Reading Anna Burns novel, Milkman is like encountering all the hopes dreams and fears you have at seven, eight, nine and ten formulated by your big, eighteen year old sister under the perpetual shadow of pieties, punishment and violence. It’s gripping and liberating, creating a sense of care, of love, of strategy and affirmation.
A classic work in fiction that compares to Ralph Ellison’s account of Faulkner’s work (I’d look at Faulkner’s Sound and Fury and Light In August) because it’s not the preoccupation with the troubles that you’re left with but the whole sense of people fully drawn but rubbed out by the system of work, life and culture they have adapted to.
So they’re full but pencilled in without names, not fully realised because they’re disenfranchised.
Ireland is at once a place of boundaries and no boundaries: fixed and fluid: Anna Burns divines the flow of things under everyone’s feet; a flow, a process but a sense of uncertainty, of shifting, moving ground, so you get the sense of energy, energies, drained, draining away, energy that is metered, controlled and contained.
The writing leaves space for sounds and images, so you can fill the space. Remember this is just a novel.
To me I thought of a couple of powerful images from the film of Heart of Darkness, or the Ipcress file where the film opens to sound of the state (helicopter) and hallucinogenic rhythms, or the sounds of torture (brainwashing). Like Heart of Darkness, middle sister has the role of Harlequin: war is an internal and external nightmare and the art is in keeping the balance, the lid on.
But remember this is a novel, so the writer is there and not there.
It’s when a piece of work of any kind opens up a space that noone knew was there before that you can say makes you want to know about the people, to look again at the taken for granted: see in the detail how things became like that. Not only that: wanting to help change them.
When you’re in you’re part of an aspiration to see, to travel, to understand, to resolve. Your relation with this novel means you’re creating, manufacturing something missing: a dialectical speculation on how are we, who are we, how did we get here?

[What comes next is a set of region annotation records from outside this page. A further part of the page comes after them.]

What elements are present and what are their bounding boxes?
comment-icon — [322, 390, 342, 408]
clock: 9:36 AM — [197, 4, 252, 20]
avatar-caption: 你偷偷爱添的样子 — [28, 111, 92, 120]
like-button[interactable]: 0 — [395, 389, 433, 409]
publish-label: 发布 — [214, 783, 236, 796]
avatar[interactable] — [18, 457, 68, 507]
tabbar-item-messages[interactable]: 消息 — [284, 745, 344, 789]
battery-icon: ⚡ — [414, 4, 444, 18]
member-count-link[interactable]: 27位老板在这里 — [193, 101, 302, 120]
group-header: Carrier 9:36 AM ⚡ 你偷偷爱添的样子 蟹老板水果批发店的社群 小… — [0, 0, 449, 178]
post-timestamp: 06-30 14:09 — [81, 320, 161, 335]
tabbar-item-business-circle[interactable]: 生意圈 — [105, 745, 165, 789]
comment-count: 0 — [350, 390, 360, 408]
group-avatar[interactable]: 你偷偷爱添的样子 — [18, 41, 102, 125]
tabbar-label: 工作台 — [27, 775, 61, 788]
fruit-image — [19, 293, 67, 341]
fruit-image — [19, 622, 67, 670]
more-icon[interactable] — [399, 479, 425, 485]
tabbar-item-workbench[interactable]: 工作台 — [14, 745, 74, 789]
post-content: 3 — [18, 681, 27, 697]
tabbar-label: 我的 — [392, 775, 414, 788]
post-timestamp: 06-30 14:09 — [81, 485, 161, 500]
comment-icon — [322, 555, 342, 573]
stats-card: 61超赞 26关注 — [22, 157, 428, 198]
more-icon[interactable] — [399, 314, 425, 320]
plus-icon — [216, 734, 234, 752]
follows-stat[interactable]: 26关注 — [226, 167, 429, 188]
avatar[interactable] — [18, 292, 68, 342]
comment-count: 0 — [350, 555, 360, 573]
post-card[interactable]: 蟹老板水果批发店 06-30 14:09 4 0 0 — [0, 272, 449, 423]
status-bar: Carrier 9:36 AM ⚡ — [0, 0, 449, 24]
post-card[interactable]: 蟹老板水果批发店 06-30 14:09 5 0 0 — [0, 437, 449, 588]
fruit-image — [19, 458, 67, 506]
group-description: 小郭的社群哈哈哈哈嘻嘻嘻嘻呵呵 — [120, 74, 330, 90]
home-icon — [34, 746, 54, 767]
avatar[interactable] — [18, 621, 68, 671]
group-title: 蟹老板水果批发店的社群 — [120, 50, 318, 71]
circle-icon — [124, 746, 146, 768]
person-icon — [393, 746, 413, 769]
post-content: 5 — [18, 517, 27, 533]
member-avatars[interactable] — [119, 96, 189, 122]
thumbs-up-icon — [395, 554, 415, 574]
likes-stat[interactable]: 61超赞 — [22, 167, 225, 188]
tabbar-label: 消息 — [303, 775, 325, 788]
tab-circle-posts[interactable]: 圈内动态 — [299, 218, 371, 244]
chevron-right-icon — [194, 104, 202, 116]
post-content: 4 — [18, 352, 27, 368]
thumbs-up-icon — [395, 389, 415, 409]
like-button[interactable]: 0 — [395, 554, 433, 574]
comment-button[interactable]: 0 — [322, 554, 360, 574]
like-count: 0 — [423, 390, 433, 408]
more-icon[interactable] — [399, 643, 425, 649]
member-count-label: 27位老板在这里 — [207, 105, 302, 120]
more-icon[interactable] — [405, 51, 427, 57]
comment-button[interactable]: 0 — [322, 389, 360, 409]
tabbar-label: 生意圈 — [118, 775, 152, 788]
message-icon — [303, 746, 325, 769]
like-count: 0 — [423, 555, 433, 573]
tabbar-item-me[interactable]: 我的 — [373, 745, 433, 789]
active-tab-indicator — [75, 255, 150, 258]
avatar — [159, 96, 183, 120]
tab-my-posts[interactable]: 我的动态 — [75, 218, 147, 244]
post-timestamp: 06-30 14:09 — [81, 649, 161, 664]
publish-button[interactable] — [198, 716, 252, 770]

Anna Burns Milkman can only stop to wonder, to ask about how life could go on, how life is stopped, how light shines because the preparation, the care, the time has been taken to understand, detail, re-present the whole canvas, the whole theatre from myriad perspectives. Like Faulkner who “used the south to seek out human nature, so we turn to him for that continuity of moral purpose which made for the greatness of our classics.” Ralph Ellison
It’s art, an art that shows how individuals like wee sisters, middle sister, third brother, nearly boyfriend, Chef, Ma, Da and Real Milkman, Nuclear Boy, Tablets Girl, grow up and away and are cut down, contained: swaying, blooms, weeds, wildflowers, the juxtaposition of interiors and exteriors giving the sense of the connection between witnessing, surveillance life questioning, always questioning what is inside/what is outside. Half choked, half dead, yet getting on with it: whatever it is and it’s as if the biggest secret is that they all want to live.
They all want to value, re-value and evaluate. People managed by an accidental design suddenly grow up and appear: respecting and challenging whichever Word is supposed to be explaining the layers of life in an Irish community during the troubles, speaking the paradox of truth found in recycling the obvious, always widening the reach of the falcon and the falconer.
Like page after page of a compelling comic that you might read as a child that might split you in two as you walk along, reading, knowing, like middle sister narrator walking while reading Jane Austen and Sir Walter Scott: like wee sisters you don’t care what you’re reading you just concretely ‘act’ the reading and anything else that has drama in it.
The sense of a right to know in the book dressed up in the wee sisters dressing up to something. It’s in middle sister’s reading while walking and in the slowed down sense of normality in their absurd play.
It’s the very play itself, revelling in hidden motive and alibi in everything that you’re keen to know, to experience for yourself as shamed detective because you know from experience that very self possession, that authenticity is not permitted, has been deferred in you into an obedience, a ‘something’ that you start by acting ‘as if’.
You have no idea what it is you might be called to be, being or for.
Milkman reveals the sinister complicity and routine of self and other in art: growing up, learning, living, being educated, educating yourself citizen of the world and in the small world you really inhabit presented to you as you, as him, as them, as us. It is very good. Read it and listen to the author reading the book. It’s art but not as we’re used to.
(Never Lift a Finger To a Woman should be Third brother In Law’s T shirt). Or a man.